Nebst Hochschulen arbeiten am neuen Rahmenlehrplan auch Akteure aus den Organisationen der Arbeitswelt (OdA), den Berufsfachschulen, den Kantonen sowie Lehrpersonen der Allgemeinbildung mit. Sie bringen neben gemeinsamen Anliegen – etwa der Stärkung der Berufsbildung – naturgemäss auch unterschiedliche Blickwinkel und Erwartungen an den allgemeinbildenden Unterricht mit ein. Für die Kantone etwa sind jene Aspekte wichtig, die nicht nur die kurzfristige Arbeitsfähigkeit fördern, sondern die auch die mittel- und längerfristige Entwicklungsperspektive der Berufsleute im Auge haben. «Dies im Wissen, dass in unserer von Veränderungen geprägten Welt spätere Berufs- oder sogar Berufsfeldwechsel eine sehr realistische Perspektive der heutigen Lernenden sind», fasst Niklaus Schatzmann, Vizepräsident der Schweizerischen Berufsbildungsämter-Konferenz zusammen.

Diese Erkenntnis bestätigen die Ergebnisse einer vor drei Jahren veröffentlichten Längsschnittanalyse des Bundesamtes für Statistik: Gemäss dieser zeichnet sich der berufliche Werdegang von Absolventinnen und Absolventen einer Ausbildung mit eidgenössischem Fähigkeitszeugnis durch eine starke berufliche Mobilität aus: Fünfeinhalb Jahre nach Abschluss üben 52 Prozent der Absolventinnen und Absolventen einen anderen als den erlernten Beruf aus.

Schnittstellen vereinfachen

Dieter Kläy, OdA-Vertreter und beim schweizerischen Gewerbeverband Leiter des Ressorts Arbeitsmarktpolitik, Berufsbildung und Wirtschaftsrecht, setzt den Fokus auf Verbindlichkeit und Harmonisierung bei der Umsetzung des Rahmenlehrplans in den Kantonen. Dadurch könnte die Anrechnung von Bildungsleistungen vereinfacht sowie die Schnittstelle zwischen Berufskundeunterricht (BK) und ABU optimiert werden. «Leider fehlt teilweise die Offenheit in der Diskussion, auch neue Möglichkeiten der Schnittstellen und der Zusammenarbeit zwischen ABU und BK konstruktiv zu besprechen», so Kläy.

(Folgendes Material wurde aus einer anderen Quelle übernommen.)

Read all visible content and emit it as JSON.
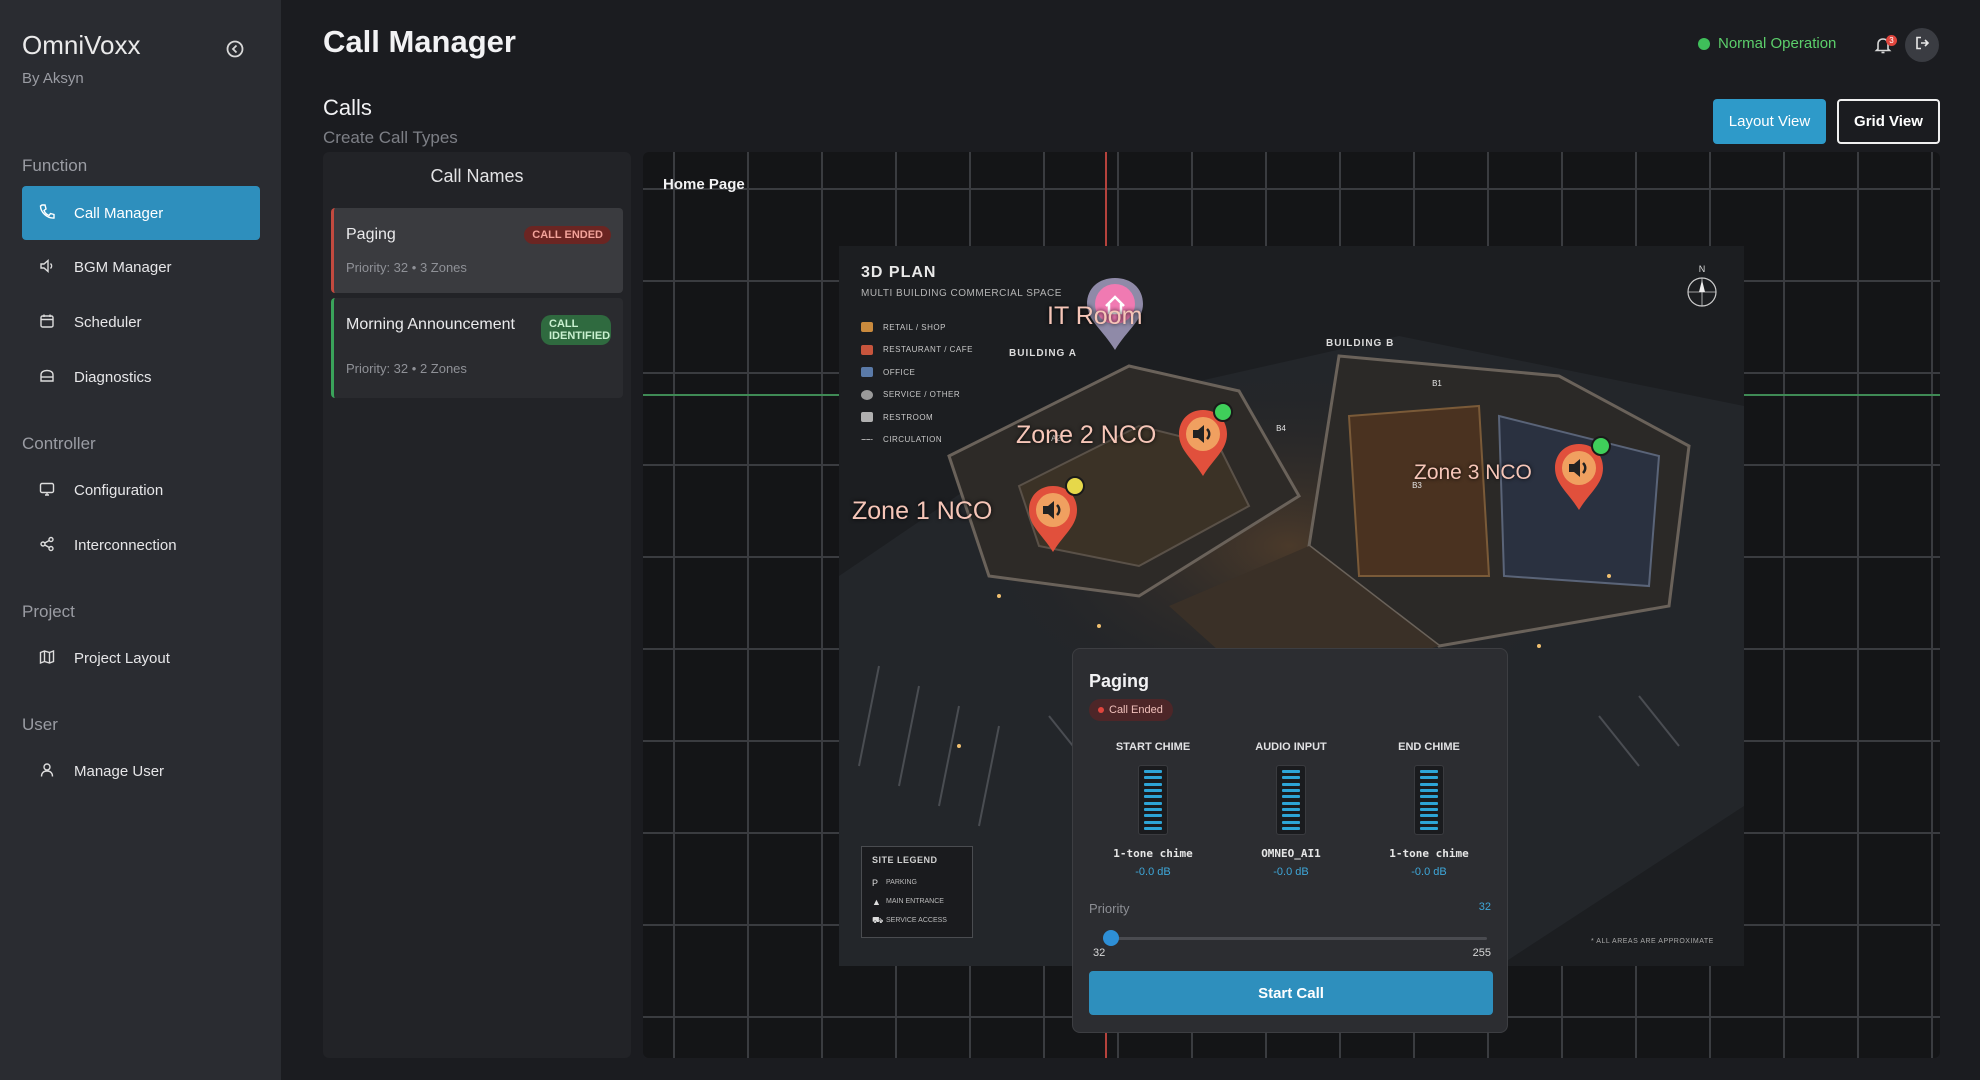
{
  "app": {
    "name": "OmniVoxx",
    "subtitle": "By Aksyn"
  },
  "sidebar": {
    "sections": [
      {
        "title": "Function",
        "items": [
          {
            "label": "Call Manager",
            "icon": "phone-icon",
            "active": true
          },
          {
            "label": "BGM Manager",
            "icon": "speaker-icon"
          },
          {
            "label": "Scheduler",
            "icon": "calendar-icon"
          },
          {
            "label": "Diagnostics",
            "icon": "diagnostics-icon"
          }
        ]
      },
      {
        "title": "Controller",
        "items": [
          {
            "label": "Configuration",
            "icon": "monitor-icon"
          },
          {
            "label": "Interconnection",
            "icon": "share-icon"
          }
        ]
      },
      {
        "title": "Project",
        "items": [
          {
            "label": "Project Layout",
            "icon": "map-icon"
          }
        ]
      },
      {
        "title": "User",
        "items": [
          {
            "label": "Manage User",
            "icon": "user-icon"
          }
        ]
      }
    ]
  },
  "header": {
    "title": "Call Manager",
    "status": "Normal Operation",
    "notification_count": "3"
  },
  "calls": {
    "title": "Calls",
    "subtitle": "Create Call Types",
    "layout_view_label": "Layout View",
    "grid_view_label": "Grid View"
  },
  "call_names": {
    "title": "Call Names",
    "items": [
      {
        "name": "Paging",
        "badge": "CALL ENDED",
        "priority": "Priority: 32",
        "zones": "3 Zones"
      },
      {
        "name": "Morning Announcement",
        "badge": "CALL IDENTIFIED",
        "priority": "Priority: 32",
        "zones": "2 Zones"
      }
    ]
  },
  "map": {
    "page_label": "Home Page",
    "plan_title": "3D PLAN",
    "plan_subtitle": "MULTI BUILDING COMMERCIAL SPACE",
    "legend": [
      "RETAIL / SHOP",
      "RESTAURANT / CAFE",
      "OFFICE",
      "SERVICE / OTHER",
      "RESTROOM",
      "CIRCULATION"
    ],
    "compass": "N",
    "buildings": [
      "BUILDING A",
      "BUILDING B"
    ],
    "zones": [
      "IT Room",
      "Zone 2 NCO",
      "Zone 1 NCO",
      "Zone 3 NCO"
    ],
    "site_legend": {
      "title": "SITE LEGEND",
      "items": [
        {
          "key": "P",
          "label": "PARKING"
        },
        {
          "key": "▲",
          "label": "MAIN ENTRANCE"
        },
        {
          "key": "⛟",
          "label": "SERVICE ACCESS"
        }
      ]
    },
    "approx_note": "* ALL AREAS ARE APPROXIMATE"
  },
  "popup": {
    "title": "Paging",
    "status": "Call Ended",
    "columns": [
      {
        "title": "START CHIME",
        "name": "1-tone chime",
        "db": "-0.0 dB"
      },
      {
        "title": "AUDIO INPUT",
        "name": "OMNEO_AI1",
        "db": "-0.0 dB"
      },
      {
        "title": "END CHIME",
        "name": "1-tone chime",
        "db": "-0.0 dB"
      }
    ],
    "priority_label": "Priority",
    "priority_value": "32",
    "priority_min": "32",
    "priority_max": "255",
    "start_label": "Start Call"
  }
}
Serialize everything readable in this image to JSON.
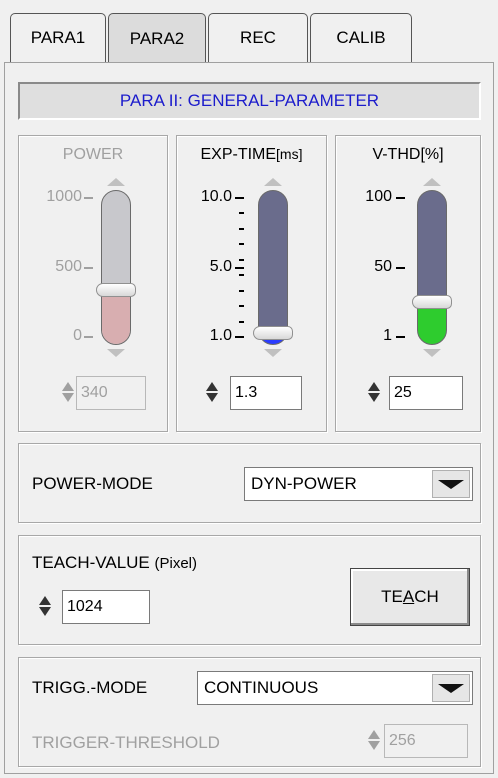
{
  "tabs": [
    {
      "label": "PARA1",
      "active": false
    },
    {
      "label": "PARA2",
      "active": true
    },
    {
      "label": "REC",
      "active": false
    },
    {
      "label": "CALIB",
      "active": false
    }
  ],
  "header": {
    "title": "PARA II: GENERAL-PARAMETER",
    "color": "#1c1ccc"
  },
  "power": {
    "title": "POWER",
    "ticks": [
      "1000",
      "500",
      "0"
    ],
    "value": "340",
    "level_fraction": 0.34,
    "fill_color": "#d8aeb0",
    "enabled": false
  },
  "exp_time": {
    "title": "EXP-TIME",
    "unit": "[ms]",
    "ticks": [
      "10.0",
      "5.0",
      "1.0"
    ],
    "value": "1.3",
    "level_fraction": 0.03,
    "fill_color": "#2a3cff"
  },
  "v_thd": {
    "title": "V-THD[%]",
    "ticks": [
      "100",
      "50",
      "1"
    ],
    "value": "25",
    "level_fraction": 0.25,
    "fill_color": "#2ecc2e"
  },
  "power_mode": {
    "label": "POWER-MODE",
    "selected": "DYN-POWER"
  },
  "teach": {
    "label_main": "TEACH-VALUE",
    "label_unit": "(Pixel)",
    "value": "1024",
    "button_pre": "TE",
    "button_acc": "A",
    "button_post": "CH"
  },
  "trigger": {
    "mode_label": "TRIGG.-MODE",
    "mode_selected": "CONTINUOUS",
    "threshold_label": "TRIGGER-THRESHOLD",
    "threshold_value": "256"
  },
  "colors": {
    "slider_track": "#6a6c8c",
    "slider_track_disabled": "#c8c8cc"
  }
}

Der ABU-Lehrer Simon Haueter, der beim Schweizerischen Verband für allgemeinbildenden Unterricht für das Projekt zuständig ist, setzt sich hingegen dafür ein, dass der ABU nicht plötzlich im Berufskundeunterricht aufgeht. «Aus Sicht der Lehrpersonen der Allgemeinbildung darf der ABU nicht zum Anhängsel der Berufskunde mutieren», sagt er. «Das grundsätzliche Hauptziel für uns ist, den ABU zu stärken und als eigenständig zu positionieren – das ist uns in dieser Revision gelungen.»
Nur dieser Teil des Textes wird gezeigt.